Big swell 6 to 7 meters now and then splashing even over the Poop deck on the big rolls of the ship.
Stong gusts and squalls make for bearing away, coming back on course when they pass.
Another morning that follows the conditions of the last day and a half, a great experience and adventure at sea for sailors and non initiated alike.
Sure more thrilling feats to come, after 375nm sailed since leaving Tristan da Cunha and with about 1300nm of open ocean ahead. Wide-open oceanic waters, uninterrupted by land. But a closer look at the charts, reveal impressive elevations above the flat abyssal plane below our quill. Scattered around, some Sea Mounts rise from 4000 meters in depth to scarcely 170 meters. Together with Tristan Archipelago and Gough Island, those underwater volcanoes have been building up from plumes of the underlying mantle material breaking through the Oceanic Crust. Here, the mineral and nutrient-rich, colder deep waters traveling along the ocean floor, rise following their slope, originating upwellings, aggregating marine life around them. Acting as an isolated life oasis in the vastness of the deep ocean. Likewise, above the water, the Tristan archipelago, a redoubt for life in the remoteness of the South Atlantic, with its diversity of birds and plants, including some species that fell there in immemorial times and have evolved separated from their source populations. Amongst them was one of the visitors that came to sail with us today for a while. An inquisitive Tristan skua flies and tries to land or peck around on deck or over some of the fellow voyage crew while they try to steer the ship.

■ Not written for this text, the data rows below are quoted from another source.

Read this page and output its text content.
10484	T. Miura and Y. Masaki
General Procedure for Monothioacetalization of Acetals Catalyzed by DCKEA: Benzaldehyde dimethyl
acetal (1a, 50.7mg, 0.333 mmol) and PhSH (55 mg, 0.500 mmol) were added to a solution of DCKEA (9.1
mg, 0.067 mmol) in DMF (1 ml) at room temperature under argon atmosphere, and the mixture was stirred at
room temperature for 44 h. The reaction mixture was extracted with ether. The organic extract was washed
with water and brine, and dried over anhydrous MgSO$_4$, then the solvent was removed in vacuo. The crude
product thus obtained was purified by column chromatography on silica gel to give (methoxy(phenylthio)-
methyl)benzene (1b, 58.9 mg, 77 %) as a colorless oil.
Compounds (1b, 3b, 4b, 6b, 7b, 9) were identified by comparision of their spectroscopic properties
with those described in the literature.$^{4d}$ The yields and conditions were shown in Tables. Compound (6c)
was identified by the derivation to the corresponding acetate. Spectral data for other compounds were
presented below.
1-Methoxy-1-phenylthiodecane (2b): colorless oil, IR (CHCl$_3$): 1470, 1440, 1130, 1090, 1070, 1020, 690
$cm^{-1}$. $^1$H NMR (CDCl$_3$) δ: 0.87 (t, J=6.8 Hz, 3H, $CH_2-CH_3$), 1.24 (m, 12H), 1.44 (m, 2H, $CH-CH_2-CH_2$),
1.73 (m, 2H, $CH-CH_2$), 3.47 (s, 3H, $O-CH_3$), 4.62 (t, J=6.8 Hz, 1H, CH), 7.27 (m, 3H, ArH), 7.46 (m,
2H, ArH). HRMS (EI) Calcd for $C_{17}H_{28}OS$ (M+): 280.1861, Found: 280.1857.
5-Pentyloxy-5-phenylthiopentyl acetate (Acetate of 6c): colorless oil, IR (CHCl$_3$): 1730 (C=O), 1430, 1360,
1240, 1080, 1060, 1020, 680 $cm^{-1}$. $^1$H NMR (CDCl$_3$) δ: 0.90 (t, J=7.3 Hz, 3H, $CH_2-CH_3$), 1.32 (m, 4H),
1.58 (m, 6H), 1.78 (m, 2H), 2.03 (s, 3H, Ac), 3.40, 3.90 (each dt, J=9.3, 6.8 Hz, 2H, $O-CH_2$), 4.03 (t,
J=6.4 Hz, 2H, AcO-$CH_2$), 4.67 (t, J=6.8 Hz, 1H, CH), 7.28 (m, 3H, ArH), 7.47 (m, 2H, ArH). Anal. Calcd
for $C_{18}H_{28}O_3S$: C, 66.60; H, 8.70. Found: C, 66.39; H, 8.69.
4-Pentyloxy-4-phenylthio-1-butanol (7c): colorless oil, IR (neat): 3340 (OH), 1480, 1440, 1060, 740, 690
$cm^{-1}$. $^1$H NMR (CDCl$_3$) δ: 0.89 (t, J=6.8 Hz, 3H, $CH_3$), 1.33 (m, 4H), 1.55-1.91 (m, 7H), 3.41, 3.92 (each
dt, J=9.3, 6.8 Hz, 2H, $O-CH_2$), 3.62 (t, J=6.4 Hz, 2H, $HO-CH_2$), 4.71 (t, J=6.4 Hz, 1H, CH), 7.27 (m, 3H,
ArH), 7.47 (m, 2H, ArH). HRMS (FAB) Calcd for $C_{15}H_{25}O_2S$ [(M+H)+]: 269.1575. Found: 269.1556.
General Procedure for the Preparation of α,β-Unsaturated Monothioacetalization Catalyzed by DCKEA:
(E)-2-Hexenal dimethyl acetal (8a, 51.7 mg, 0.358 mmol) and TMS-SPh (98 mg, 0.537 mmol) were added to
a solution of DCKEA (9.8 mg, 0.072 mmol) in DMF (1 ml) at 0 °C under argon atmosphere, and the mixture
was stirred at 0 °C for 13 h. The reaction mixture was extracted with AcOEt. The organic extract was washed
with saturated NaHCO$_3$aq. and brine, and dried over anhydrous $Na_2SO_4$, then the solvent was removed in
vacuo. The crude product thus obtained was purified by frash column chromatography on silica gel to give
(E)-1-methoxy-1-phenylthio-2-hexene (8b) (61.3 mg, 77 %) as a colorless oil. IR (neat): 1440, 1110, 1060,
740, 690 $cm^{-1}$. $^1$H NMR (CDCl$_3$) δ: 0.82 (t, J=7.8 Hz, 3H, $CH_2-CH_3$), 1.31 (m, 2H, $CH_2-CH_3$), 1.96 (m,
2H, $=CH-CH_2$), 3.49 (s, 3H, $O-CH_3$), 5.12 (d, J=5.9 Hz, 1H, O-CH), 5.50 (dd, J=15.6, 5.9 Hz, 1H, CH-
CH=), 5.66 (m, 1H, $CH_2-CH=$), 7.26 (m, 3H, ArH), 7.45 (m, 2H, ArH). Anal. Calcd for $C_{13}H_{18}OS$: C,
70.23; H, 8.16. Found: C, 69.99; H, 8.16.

Over 1000 miles to go, sailing over the deep ocean and its underwater ridges and mountains. Above the sea level, oceanographic currents, upwellings, gyres, and eddies translate into winds, clouds, showers, and storms related to the atmospheric circulation. Whether that along the day, from a tempestuous start, develops to a more stable situation, though still shifting between 25 to 30kn, but with the showers and blasts easing to 35kn.
Still on decks that often dip in the water, permanent and the keen voyage crew that feels adventurous enough to let a hand, brace a bit squarer and set the Upper Topsails.

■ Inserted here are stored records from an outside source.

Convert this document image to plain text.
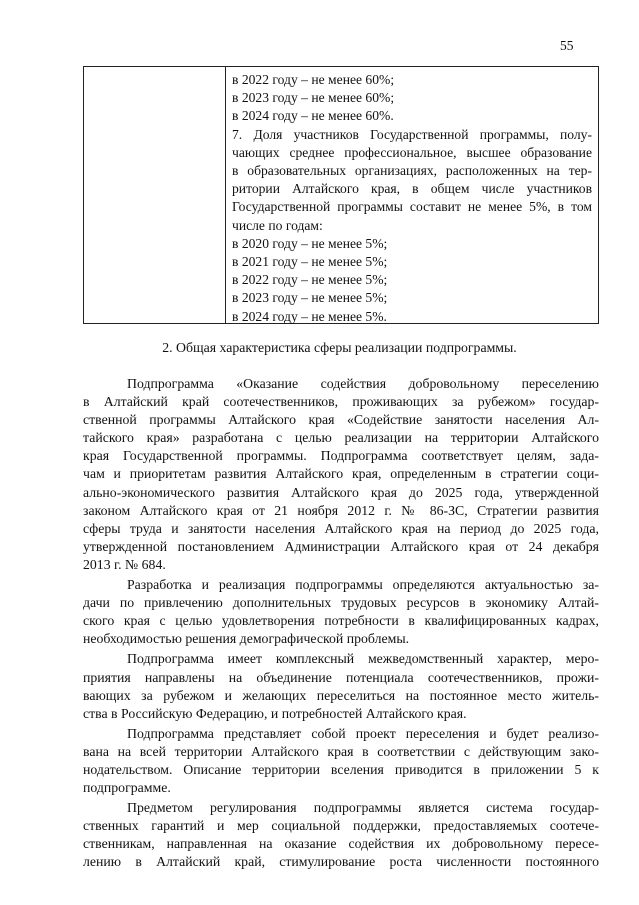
55
в 2022 году – не менее 60%;
в 2023 году – не менее 60%;
в 2024 году – не менее 60%.
7. Доля участников Государственной программы, полу-
чающих среднее профессиональное, высшее образование
в образовательных организациях, расположенных на тер-
ритории Алтайского края, в общем числе участников
Государственной программы составит не менее 5%, в том
числе по годам:
в 2020 году – не менее 5%;
в 2021 году – не менее 5%;
в 2022 году – не менее 5%;
в 2023 году – не менее 5%;
в 2024 году – не менее 5%.
2. Общая характеристика сферы реализации подпрограммы.
Подпрограмма «Оказание содействия добровольному переселению
в Алтайский край соотечественников, проживающих за рубежом» государ-
ственной программы Алтайского края «Содействие занятости населения Ал-
тайского края» разработана с целью реализации на территории Алтайского
края Государственной программы. Подпрограмма соответствует целям, зада-
чам и приоритетам развития Алтайского края, определенным в стратегии соци-
ально-экономического развития Алтайского края до 2025 года, утвержденной
законом Алтайского края от 21 ноября 2012 г. № 86-ЗС, Стратегии развития
сферы труда и занятости населения Алтайского края на период до 2025 года,
утвержденной постановлением Администрации Алтайского края от 24 декабря
2013 г. № 684.
Разработка и реализация подпрограммы определяются актуальностью за-
дачи по привлечению дополнительных трудовых ресурсов в экономику Алтай-
ского края с целью удовлетворения потребности в квалифицированных кадрах,
необходимостью решения демографической проблемы.
Подпрограмма имеет комплексный межведомственный характер, меро-
приятия направлены на объединение потенциала соотечественников, прожи-
вающих за рубежом и желающих переселиться на постоянное место житель-
ства в Российскую Федерацию, и потребностей Алтайского края.
Подпрограмма представляет собой проект переселения и будет реализо-
вана на всей территории Алтайского края в соответствии с действующим зако-
нодательством. Описание территории вселения приводится в приложении 5 к
подпрограмме.
Предметом регулирования подпрограммы является система государ-
ственных гарантий и мер социальной поддержки, предоставляемых соотече-
ственникам, направленная на оказание содействия их добровольному пересе-
лению в Алтайский край, стимулирование роста численности постоянного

A look at the weather forecast tells about another day of similar conditions, but on gradually easing winds and abating seas.
South America, South Africa, Tristan in-between, and our track shows in the wheelhouse computer screen, layered with graphics of the current wind situation and the prevision for the next days related to the passing atmospheric systems. Even though with limited communication facilities with the rest of the world, Europa manages to stay in contact with basic text emails and downloading those forecasts, which are becoming indispensable in modern sailing times to follow set schedules with just a relative margin of manoeuvre.
They show the plotted location and movements of the atmospheric Highs and Lows that dictate the winds we need to accomplish the voyage. So far they display a High-Pressure system located to our NW, while a large Depression keeps on its path just below us at our SE. Good location for the Europa to run her way eastwards on strong Southwesterly winds.
Roughly located at the Eastern coasts of South Africa a characteristic High pressure with light and unstable winds at its center, usually makes for sailing vessels following our same route to slightly divert southwards from a straight course. Then coming up north again when closer to land. There, back or close to the roaring 40’s once more, the general wind patterns keep blowing Eastwards.
Nowadays, widespread availability of this knowledge, satellite information, countless weather stations, oceanic buoys collecting and sending data, computer modeling, weather prevision systems, and a whole scholar specialty in meteorology, represent the evolution of what started in the 18-hundreds. By then, a well-known name to all of us, Robert FitzRoy, developed a great interest in this matter from his experiences as a salty Captain, explorer, and surveyor of new lands and seas. Developing the fundamental techniques for weather forecasting and warnings of upcoming storms at sea he was determined to try whatever he could do to save the lives of fellow sailors. At a time when space exploration, satellite communication, computers, and software didn’t even enter humankind's minds, he designed the first prototypes of weather stations and issued his firsts warnings for ships sailing close to the coast, conveyed through the use of a set of visual signals from shore stations.
His understanding of how the weather works was in use as well for vessels en route around South Africa during the Golden Age of sailing, when square-rigged ships explored the four corners of the world, traded goods, and carried settlers with them.
A share of the same beaten track we follow now to reach Cape Town.